Как известно, многие люди жалуются на темноту, невнятность языка философов, при этом они не могут взять в толк, что эта невнятность как раз и обусловлена тем, что философ, исходя из общепринятого, так или иначе определенного языка, переходит к языку универсальных истин, которые чаще всего остаются недоступными для большинства людей. Как писал Ф. Алькье, один из самых авторитетных специалистов по творчеству Декарта, «…драма философа – это драма человека, который чувствует себя носителем универсальных истин и понимает, что он не может передать эти истины другим людям, несмотря на всю их очевидность»[70 - Алькье Ф. Что значит понять философа? / Пер. с фр. С. Л. Фокина // Романский коллегиум: Сборник междисциплинарных научных работ. Вып. 2. СПб.: Изд-во СПбГЭФ, 2009. С. 173.]. Но в действительности драма философа этим не исчерпывается, поскольку, кроме сознания неспособности передать универсальные истины, философ все время сталкивается с необходимостью изобретения нового, невиданного и неслыханного языка, помогающего ему схватывать неопределенности сущего.
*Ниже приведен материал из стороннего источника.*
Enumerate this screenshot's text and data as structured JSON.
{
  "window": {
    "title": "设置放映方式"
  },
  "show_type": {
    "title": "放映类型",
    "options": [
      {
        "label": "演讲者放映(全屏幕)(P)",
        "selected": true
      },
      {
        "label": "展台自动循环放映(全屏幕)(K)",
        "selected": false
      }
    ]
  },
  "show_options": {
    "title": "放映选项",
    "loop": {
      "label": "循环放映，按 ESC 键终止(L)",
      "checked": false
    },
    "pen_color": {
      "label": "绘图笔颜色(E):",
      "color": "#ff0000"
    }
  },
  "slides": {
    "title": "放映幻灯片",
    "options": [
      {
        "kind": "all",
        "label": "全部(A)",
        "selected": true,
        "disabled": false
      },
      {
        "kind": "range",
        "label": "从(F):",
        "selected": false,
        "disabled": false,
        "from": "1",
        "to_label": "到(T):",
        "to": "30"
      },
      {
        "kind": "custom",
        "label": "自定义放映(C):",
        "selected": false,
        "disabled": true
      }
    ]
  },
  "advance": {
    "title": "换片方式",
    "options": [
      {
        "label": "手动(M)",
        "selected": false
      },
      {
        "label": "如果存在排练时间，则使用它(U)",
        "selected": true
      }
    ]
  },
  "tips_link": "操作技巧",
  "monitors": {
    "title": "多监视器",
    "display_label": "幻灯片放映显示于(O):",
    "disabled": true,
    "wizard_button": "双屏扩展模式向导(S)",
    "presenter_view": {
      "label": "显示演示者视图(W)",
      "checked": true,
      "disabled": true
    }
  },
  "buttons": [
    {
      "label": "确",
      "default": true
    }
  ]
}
Это изобретение философского языка отличается от изобретения языка литературного в той мере, в какой последний все время стремится к тому, чтобы стать иностранным языком внутри языка исходного, родного, тяготеющего к языку общедоступному, тогда как язык философский, напротив, исходя из языка национального, то есть языка, характеризующегося индивидуальной самобытностью, ищет перехода к языку универсальному, языку универсальных истин. Собственно этот переход, или перевод, подразумевает некую форму философии, язык философии, риторику философии. В этом отношении здесь важно подчеркнуть, предваряя более обстоятельное рассмотрение темы выбора Декартом французского простонародного языка языком новой философии, что сам этот выбор был формой покушения на власть схоластической традиции.